On June 10, 2013, the U.S. Supreme Court unanimously held in Oxford Health Plans LLC v. Sutter that an arbitrator did not exceed his authority under the Federal Arbitration Act ("FAA") when he determined that a contract between doctors and a health insurance company allowed for class arbitration. The case arose when a doctor filed a class action on behalf of other physicians against Oxford for breach of contract and state law claims. Oxford moved to compel arbitration, and the parties agreed the arbitrator should decide whether the contract authorized arbitration on a class-wide basis. The arbitrator concluded that the contract authorized class arbitration.

While arbitration was proceeding, however, the Supreme Court issued its decision in Stolt-Nielsen SA v. Animal Feeds, vacating an arbitration decision that had allowed for class arbitration in a case where the Court found the parties had not, in fact, agreed to proceed on a class-wide basis. Oxford asked the arbitrator to reconsider his decision based on Stolt-Nielsen, but the arbitrator determined Stolt-Nielsen did not apply because the parties in the current case had explicitly authorized class arbitration. The Supreme Court upheld the arbitrator’s decision in the Oxford case under the standard set forth in § 10(a)(4) of the FAA, which allows for vacating an arbitrator’s decision only in rare circumstances where the arbitrator exceeds his powers, and not simply upon a showing of error.
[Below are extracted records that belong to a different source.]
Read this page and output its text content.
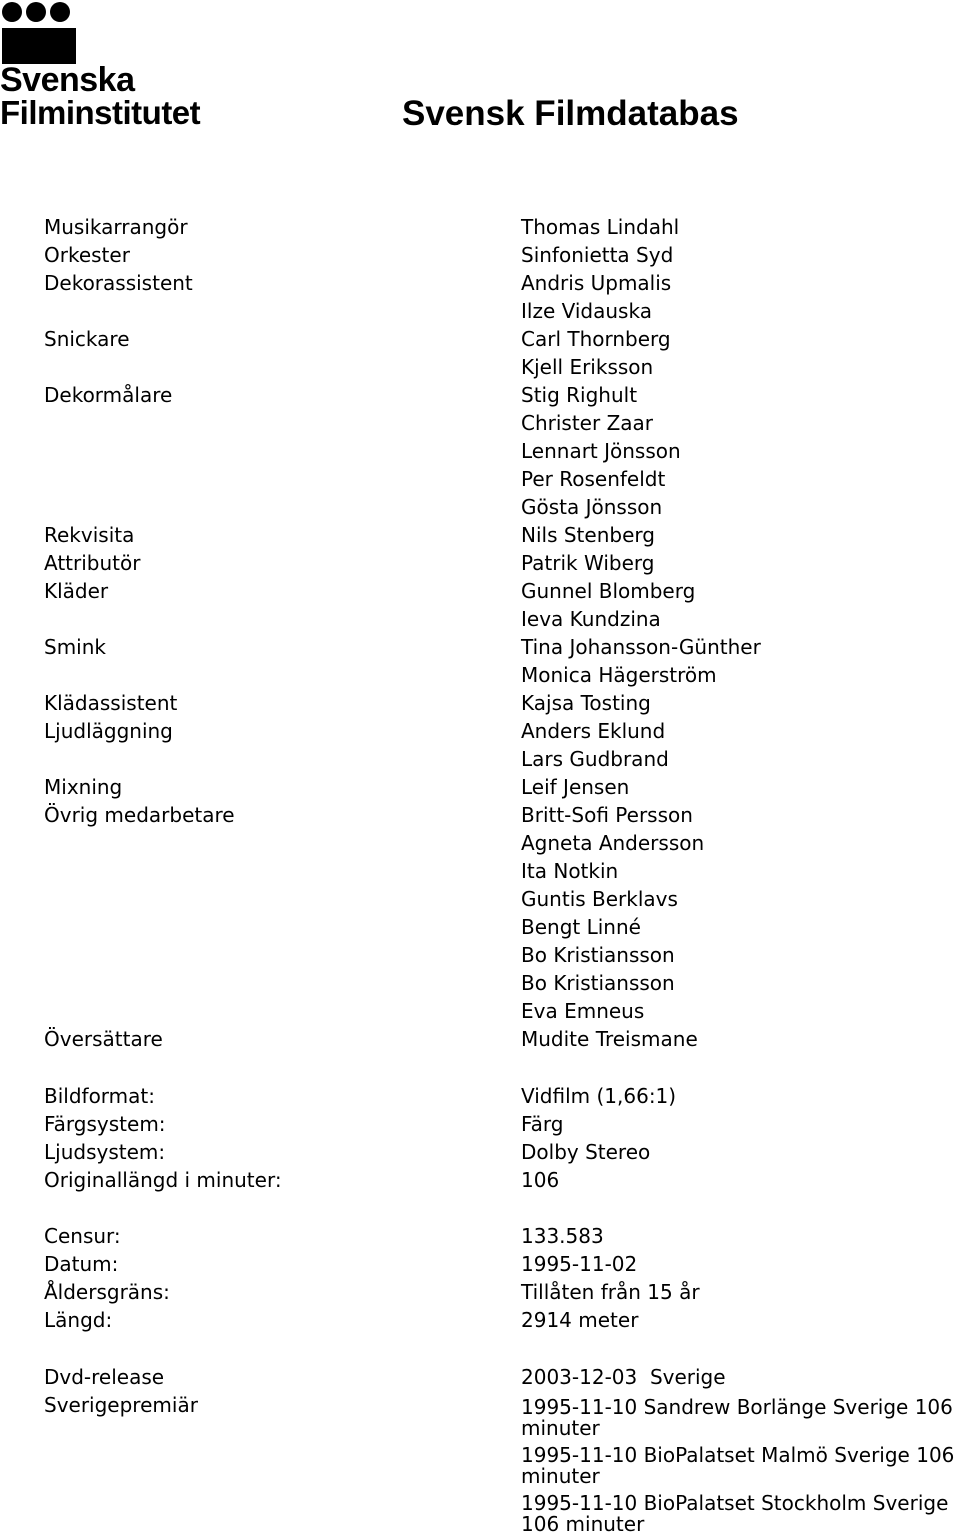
Svenska
Filminstitutet	Svensk Filmdatabas
Musikarrangör	Thomas Lindahl
Orkester	Sinfonietta Syd
Dekorassistent	Andris Upmalis
Ilze Vidauska
Snickare	Carl Thornberg
Kjell Eriksson
Dekormålare	Stig Righult
Christer Zaar
Lennart Jönsson
Per Rosenfeldt
Gösta Jönsson
Rekvisita	Nils Stenberg
Attributör	Patrik Wiberg
Kläder	Gunnel Blomberg
Ieva Kundzina
Smink	Tina Johansson-Günther
Monica Hägerström
Klädassistent	Kajsa Tosting
Ljudläggning	Anders Eklund
Lars Gudbrand
Mixning	Leif Jensen
Övrig medarbetare	Britt-Sofi Persson
Agneta Andersson
Ita Notkin
Guntis Berklavs
Bengt Linné
Bo Kristiansson
Bo Kristiansson
Eva Emneus
Översättare	Mudite Treismane
Bildformat:	Vidfilm (1,66:1)
Färgsystem:	Färg
Ljudsystem:	Dolby Stereo
Originallängd i minuter:	106
Censur:	133.583
Datum:	1995-11-02
Åldersgräns:	Tillåten från 15 år
Längd:	2914 meter
Dvd-release	2003-12-03  Sverige
Sverigepremiär	1995-11-10 Sandrew Borlänge Sverige 106 minuter
1995-11-10 BioPalatset Malmö Sverige 106 minuter
1995-11-10 BioPalatset Stockholm Sverige 106 minuter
Thus, in contrast to Stolt-Nielsen, where there was no agreement allowing for class arbitration, the Court in Oxford found that the parties had agreed to allow the arbitrator to determine whether they had agreed to class arbitration, and the arbitrator found they had done so. The Supreme Court instructed that in order to overturn the arbitrator’s decision, it would have to find that he misinterpreted the contract and the parties’ intent. But, because the FAA does not allow for that type of searching review, the Court determined it could not vacate the judgment. The Court’s opinions in both Stolt- Nielsen and Oxford suggest, however, that had Oxford not agreed that the availability of class-wide arbitration was an issue for the arbitrator to decide, his determination may have been subject to de novo review, a much less deferential standard.

This case may be particularly important for employers utilizing agreements with arbitration provisions. Employers should consider including explicit language in their agreements addressing whether class arbitration is available. If an agreement contains a general clause that does not specifically prohibit class arbitration, employers should carefully consider if they desire an arbitrator’s determination on whether the agreement provides for class-wide arbitration, as a reviewing court will have limited power to overturn the arbitrator’s decision.

Additionally, we anticipate the Supreme Court’s decision in American Express v. Italian Colors Restaurant, which is expected to clarify whether individuals can file class actions even after signing an agreement mandating arbitration, to be issued in the next few weeks.